According to two people with direct knowledge of the situation, Nissan’s planned action relates to an 2008 agreement with the government of southern Tamil Nadu state, which led to its opening of a large car plant near Chennai two years later.
Nissan believes the agreement entitled it to incentive payouts from the state government, but after two years of failed entreaties to both state and national administrations — including a personal appeal to Prime Minister Narendra Modi — the company is pursuing an award of $770m at international arbitration. Its decision was first reported by Reuters.
The group is now pursuing an international arbitration process.
The dispute is a further sign of the difficulties many foreign companies encounter in India.
Since coming into power in 2014, Mr Modi has opened Indian markets to foreign investment as part of a wider to make it easier to do business in the country.
This push helped India jump 30 places in this year’s Doing Business rankings published by the World Bank. The survey ranks countries according to the ease of doing business.
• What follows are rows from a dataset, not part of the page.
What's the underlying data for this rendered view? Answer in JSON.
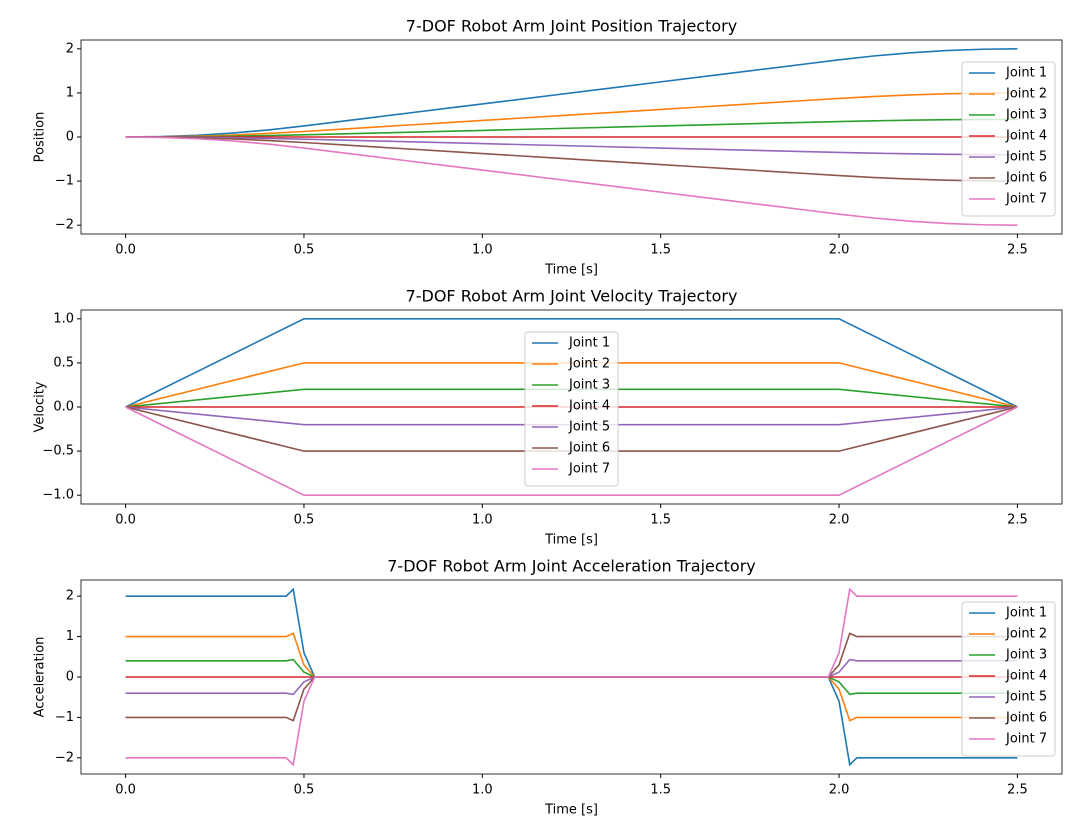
{
  "chart_data": [
    {
      "type": "line",
      "title": "7-DOF Robot Arm Joint Position Trajectory",
      "x_label": "Time [s]",
      "y_label": "Position",
      "x": [
        0,
        0.1,
        0.2,
        0.3,
        0.4,
        0.5,
        0.6,
        0.7,
        0.8,
        0.9,
        1.0,
        1.1,
        1.2,
        1.3,
        1.4,
        1.5,
        1.6,
        1.7,
        1.8,
        1.9,
        2.0,
        2.1,
        2.2,
        2.3,
        2.4,
        2.5
      ],
      "series": [
        {
          "name": "Joint 1",
          "color": "#1f77b4",
          "values": [
            0,
            0.01,
            0.04,
            0.09,
            0.16,
            0.25,
            0.35,
            0.45,
            0.55,
            0.65,
            0.75,
            0.85,
            0.95,
            1.05,
            1.15,
            1.25,
            1.35,
            1.45,
            1.55,
            1.65,
            1.75,
            1.84,
            1.91,
            1.96,
            1.99,
            2.0
          ]
        },
        {
          "name": "Joint 2",
          "color": "#ff7f0e",
          "values": [
            0,
            0.005,
            0.02,
            0.045,
            0.08,
            0.125,
            0.175,
            0.225,
            0.275,
            0.325,
            0.375,
            0.425,
            0.475,
            0.525,
            0.575,
            0.625,
            0.675,
            0.725,
            0.775,
            0.825,
            0.875,
            0.92,
            0.955,
            0.98,
            0.995,
            1.0
          ]
        },
        {
          "name": "Joint 3",
          "color": "#2ca02c",
          "values": [
            0,
            0.002,
            0.008,
            0.018,
            0.032,
            0.05,
            0.07,
            0.09,
            0.11,
            0.13,
            0.15,
            0.17,
            0.19,
            0.21,
            0.23,
            0.25,
            0.27,
            0.29,
            0.31,
            0.33,
            0.35,
            0.368,
            0.382,
            0.392,
            0.398,
            0.4
          ]
        },
        {
          "name": "Joint 4",
          "color": "#d62728",
          "values": [
            0,
            0,
            0,
            0,
            0,
            0,
            0,
            0,
            0,
            0,
            0,
            0,
            0,
            0,
            0,
            0,
            0,
            0,
            0,
            0,
            0,
            0,
            0,
            0,
            0,
            0
          ]
        },
        {
          "name": "Joint 5",
          "color": "#9467bd",
          "values": [
            0,
            -0.002,
            -0.008,
            -0.018,
            -0.032,
            -0.05,
            -0.07,
            -0.09,
            -0.11,
            -0.13,
            -0.15,
            -0.17,
            -0.19,
            -0.21,
            -0.23,
            -0.25,
            -0.27,
            -0.29,
            -0.31,
            -0.33,
            -0.35,
            -0.368,
            -0.382,
            -0.392,
            -0.398,
            -0.4
          ]
        },
        {
          "name": "Joint 6",
          "color": "#8c564b",
          "values": [
            0,
            -0.005,
            -0.02,
            -0.045,
            -0.08,
            -0.125,
            -0.175,
            -0.225,
            -0.275,
            -0.325,
            -0.375,
            -0.425,
            -0.475,
            -0.525,
            -0.575,
            -0.625,
            -0.675,
            -0.725,
            -0.775,
            -0.825,
            -0.875,
            -0.92,
            -0.955,
            -0.98,
            -0.995,
            -1.0
          ]
        },
        {
          "name": "Joint 7",
          "color": "#e377c2",
          "values": [
            0,
            -0.01,
            -0.04,
            -0.09,
            -0.16,
            -0.25,
            -0.35,
            -0.45,
            -0.55,
            -0.65,
            -0.75,
            -0.85,
            -0.95,
            -1.05,
            -1.15,
            -1.25,
            -1.35,
            -1.45,
            -1.55,
            -1.65,
            -1.75,
            -1.84,
            -1.91,
            -1.96,
            -1.99,
            -2.0
          ]
        }
      ],
      "xlim": [
        -0.125,
        2.625
      ],
      "ylim": [
        -2.2,
        2.2
      ],
      "xticks": [
        {
          "value": 0,
          "label": "0.0"
        },
        0.5,
        {
          "value": 1,
          "label": "1.0"
        },
        1.5,
        {
          "value": 2,
          "label": "2.0"
        },
        2.5
      ],
      "yticks": [
        {
          "value": -2,
          "label": "−2"
        },
        {
          "value": -1,
          "label": "−1"
        },
        0,
        1,
        2
      ],
      "legend": "upper right"
    },
    {
      "type": "line",
      "title": "7-DOF Robot Arm Joint Velocity Trajectory",
      "x_label": "Time [s]",
      "y_label": "Velocity",
      "x": [
        0,
        0.5,
        2.0,
        2.5
      ],
      "series": [
        {
          "name": "Joint 1",
          "color": "#1f77b4",
          "values": [
            0,
            1,
            1,
            0
          ]
        },
        {
          "name": "Joint 2",
          "color": "#ff7f0e",
          "values": [
            0,
            0.5,
            0.5,
            0
          ]
        },
        {
          "name": "Joint 3",
          "color": "#2ca02c",
          "values": [
            0,
            0.2,
            0.2,
            0
          ]
        },
        {
          "name": "Joint 4",
          "color": "#d62728",
          "values": [
            0,
            0,
            0,
            0
          ]
        },
        {
          "name": "Joint 5",
          "color": "#9467bd",
          "values": [
            0,
            -0.2,
            -0.2,
            0
          ]
        },
        {
          "name": "Joint 6",
          "color": "#8c564b",
          "values": [
            0,
            -0.5,
            -0.5,
            0
          ]
        },
        {
          "name": "Joint 7",
          "color": "#e377c2",
          "values": [
            0,
            -1,
            -1,
            0
          ]
        }
      ],
      "xlim": [
        -0.125,
        2.625
      ],
      "ylim": [
        -1.1,
        1.1
      ],
      "xticks": [
        {
          "value": 0,
          "label": "0.0"
        },
        0.5,
        {
          "value": 1,
          "label": "1.0"
        },
        1.5,
        {
          "value": 2,
          "label": "2.0"
        },
        2.5
      ],
      "yticks": [
        {
          "value": -1,
          "label": "−1.0"
        },
        {
          "value": -0.5,
          "label": "−0.5"
        },
        {
          "value": 0,
          "label": "0.0"
        },
        0.5,
        {
          "value": 1,
          "label": "1.0"
        }
      ],
      "legend": "upper center"
    },
    {
      "type": "line",
      "title": "7-DOF Robot Arm Joint Acceleration Trajectory",
      "x_label": "Time [s]",
      "y_label": "Acceleration",
      "x": [
        0,
        0.45,
        0.47,
        0.5,
        0.53,
        0.55,
        1.95,
        1.97,
        2.0,
        2.03,
        2.05,
        2.5
      ],
      "series": [
        {
          "name": "Joint 1",
          "color": "#1f77b4",
          "values": [
            2,
            2,
            2.17,
            0.6,
            0,
            0,
            0,
            0,
            -0.6,
            -2.17,
            -2,
            -2
          ]
        },
        {
          "name": "Joint 2",
          "color": "#ff7f0e",
          "values": [
            1,
            1,
            1.08,
            0.3,
            0,
            0,
            0,
            0,
            -0.3,
            -1.08,
            -1,
            -1
          ]
        },
        {
          "name": "Joint 3",
          "color": "#2ca02c",
          "values": [
            0.4,
            0.4,
            0.43,
            0.12,
            0,
            0,
            0,
            0,
            -0.12,
            -0.43,
            -0.4,
            -0.4
          ]
        },
        {
          "name": "Joint 4",
          "color": "#d62728",
          "values": [
            0,
            0,
            0,
            0,
            0,
            0,
            0,
            0,
            0,
            0,
            0,
            0
          ]
        },
        {
          "name": "Joint 5",
          "color": "#9467bd",
          "values": [
            -0.4,
            -0.4,
            -0.43,
            -0.12,
            0,
            0,
            0,
            0,
            0.12,
            0.43,
            0.4,
            0.4
          ]
        },
        {
          "name": "Joint 6",
          "color": "#8c564b",
          "values": [
            -1,
            -1,
            -1.08,
            -0.3,
            0,
            0,
            0,
            0,
            0.3,
            1.08,
            1,
            1
          ]
        },
        {
          "name": "Joint 7",
          "color": "#e377c2",
          "values": [
            -2,
            -2,
            -2.17,
            -0.6,
            0,
            0,
            0,
            0,
            0.6,
            2.17,
            2,
            2
          ]
        }
      ],
      "xlim": [
        -0.125,
        2.625
      ],
      "ylim": [
        -2.4,
        2.4
      ],
      "xticks": [
        {
          "value": 0,
          "label": "0.0"
        },
        0.5,
        {
          "value": 1,
          "label": "1.0"
        },
        1.5,
        {
          "value": 2,
          "label": "2.0"
        },
        2.5
      ],
      "yticks": [
        {
          "value": -2,
          "label": "−2"
        },
        {
          "value": -1,
          "label": "−1"
        },
        0,
        1,
        2
      ],
      "legend": "upper right"
    }
  ]
}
But these efforts have been marred by legal disputes with several international companies, especially over retrospective taxes.
Both Cairn Energy, the British oil and gas explorer, and Vodafone, the telecoms company, are involved in international arbitration cases against the Indian government, arguing that they should not have to pay taxes levied by the previous administration in New Delhi.
Last year in London, NTT DoCoMo, another Japanese group, won a $1.2bn arbitration suit against Indian company Tata Sons in relation to a failed telecom investment.
Nissan was part of a wave of foreign carmakers that opened plants in India over the past 20 years, betting on rapid growth in the country’s automotive market. Car sales in India reached about $35bn in the 2016 financial year, according to CLSA, making it the world’s fifth-biggest market.
Since the opening of its factory near Chennai in 2010, Nissan has captured only about 2 per cent of the Indian car market, but the factory has become an increasingly significant source of production for other countries. In February Nissan said it had exported 700,000 cars from the plant.
Nissan said: “We are committed to working with the government of India toward a resolution. Nissan is proud to play a role in the Make in India effort and we have created over 40,000 jobs in India, directly and indirectly, and contributed to the economic growth of Tamil Nadu where we have invested around a billion dollars.”